Question to the Department of Health and Social Care:
To ask the Secretary of State for Health and Social Care, if he will take steps to increase the number of GPs with up-to-date pension records.
NHS England is working with NHS Pensions and Primary Care Support England (PCSE) to support general practitioners (GPs) to reduce the number of missing records. For the 2025/26 financial year, PCSE is maintaining a dedicated team to support GPs to resolve missing years. The Department and NHS England are also working with NHS Pensions and the British Medical Association to use their networks to encourage GPs to submit missing certificates.
PCSE is reliant on GPs submitting the required forms to enable PCSE to update their pension record. NHS England will continue to work with PCSE to ensure they are undertaking their obligations upon receipt of the forms, and to support joint working with stakeholders to ensure pension record gaps are promptly resolved.
PCSE is also working with those GPs who need to provide certificates to resolve missing years in their pension records, as GP’s pension records must be updated in sequential order, and if one year of data is missing all future years will also show as missing from the GPs annual pension statement issued by NHS Pensions. Any received information remains on the PCSE system until the missing year is received, at which point all information is then recorded on Pensions Online, which updates the NHS Pension record.

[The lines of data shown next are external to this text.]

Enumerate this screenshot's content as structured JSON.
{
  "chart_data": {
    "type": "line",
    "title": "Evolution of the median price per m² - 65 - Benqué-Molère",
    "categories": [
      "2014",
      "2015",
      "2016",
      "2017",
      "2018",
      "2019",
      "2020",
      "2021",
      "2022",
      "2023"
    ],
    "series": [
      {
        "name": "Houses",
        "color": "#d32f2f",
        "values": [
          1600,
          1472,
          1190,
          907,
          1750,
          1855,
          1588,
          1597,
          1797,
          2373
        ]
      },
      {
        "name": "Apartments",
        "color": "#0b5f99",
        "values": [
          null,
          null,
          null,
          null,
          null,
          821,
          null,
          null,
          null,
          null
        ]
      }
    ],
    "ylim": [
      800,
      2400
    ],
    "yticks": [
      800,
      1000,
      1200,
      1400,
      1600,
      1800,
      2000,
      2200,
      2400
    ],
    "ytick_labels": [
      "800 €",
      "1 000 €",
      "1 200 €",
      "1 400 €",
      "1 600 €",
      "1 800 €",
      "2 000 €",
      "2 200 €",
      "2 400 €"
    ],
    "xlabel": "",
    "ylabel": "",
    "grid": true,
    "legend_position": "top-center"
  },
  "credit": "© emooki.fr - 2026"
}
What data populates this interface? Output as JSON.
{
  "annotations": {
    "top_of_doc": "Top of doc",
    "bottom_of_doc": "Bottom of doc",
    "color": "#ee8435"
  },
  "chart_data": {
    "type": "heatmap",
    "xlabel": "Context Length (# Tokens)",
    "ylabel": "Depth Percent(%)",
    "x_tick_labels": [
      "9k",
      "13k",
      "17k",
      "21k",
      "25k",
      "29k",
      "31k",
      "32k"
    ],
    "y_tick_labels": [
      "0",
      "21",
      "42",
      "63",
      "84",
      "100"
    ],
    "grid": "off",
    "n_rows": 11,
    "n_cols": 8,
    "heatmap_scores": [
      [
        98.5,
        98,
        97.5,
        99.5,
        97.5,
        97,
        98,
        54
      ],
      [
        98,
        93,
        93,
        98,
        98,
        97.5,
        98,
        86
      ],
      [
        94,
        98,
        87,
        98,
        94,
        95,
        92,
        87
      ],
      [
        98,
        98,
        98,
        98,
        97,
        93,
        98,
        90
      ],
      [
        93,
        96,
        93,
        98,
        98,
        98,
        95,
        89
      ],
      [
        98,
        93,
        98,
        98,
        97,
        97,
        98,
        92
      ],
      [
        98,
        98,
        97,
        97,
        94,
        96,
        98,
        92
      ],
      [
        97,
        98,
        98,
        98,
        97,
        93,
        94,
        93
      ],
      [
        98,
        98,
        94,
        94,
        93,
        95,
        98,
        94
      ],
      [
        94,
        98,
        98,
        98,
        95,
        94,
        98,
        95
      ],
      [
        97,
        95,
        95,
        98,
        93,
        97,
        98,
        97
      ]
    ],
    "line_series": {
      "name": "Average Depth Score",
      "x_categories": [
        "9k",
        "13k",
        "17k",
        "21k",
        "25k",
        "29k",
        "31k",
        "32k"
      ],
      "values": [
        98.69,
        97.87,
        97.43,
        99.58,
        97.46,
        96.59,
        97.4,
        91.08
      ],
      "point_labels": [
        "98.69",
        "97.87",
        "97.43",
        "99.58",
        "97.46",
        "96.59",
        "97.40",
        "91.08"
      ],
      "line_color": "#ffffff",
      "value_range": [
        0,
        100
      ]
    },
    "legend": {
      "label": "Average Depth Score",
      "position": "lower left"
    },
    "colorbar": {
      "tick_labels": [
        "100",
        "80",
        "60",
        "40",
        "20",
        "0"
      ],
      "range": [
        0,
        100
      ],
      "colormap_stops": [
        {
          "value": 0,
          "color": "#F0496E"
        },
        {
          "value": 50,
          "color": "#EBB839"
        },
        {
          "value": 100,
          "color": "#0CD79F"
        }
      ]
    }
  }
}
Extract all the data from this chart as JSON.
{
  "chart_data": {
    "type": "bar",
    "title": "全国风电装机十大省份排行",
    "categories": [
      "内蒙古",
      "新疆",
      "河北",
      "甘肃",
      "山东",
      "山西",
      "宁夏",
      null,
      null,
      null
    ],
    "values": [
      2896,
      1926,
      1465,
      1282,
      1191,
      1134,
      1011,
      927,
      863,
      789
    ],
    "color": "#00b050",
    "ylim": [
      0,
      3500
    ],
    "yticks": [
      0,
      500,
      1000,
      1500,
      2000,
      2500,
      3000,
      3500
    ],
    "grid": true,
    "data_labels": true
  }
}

PCSE has contacted GPs with missing certificates detailing the action they need to take to bring their pension record up to date. Webinars with supporting communications have been regularly organised by PCSE to ensure GPs are supported in how to access and resolve missing information and how to submit certificates at the end of each financial year.
The NHS Pensions has also recently written directly to NHS Pension Scheme members affected by the public sector pensions remedy, McCloud, to highlight the need to ensure that PCSE records are up to date.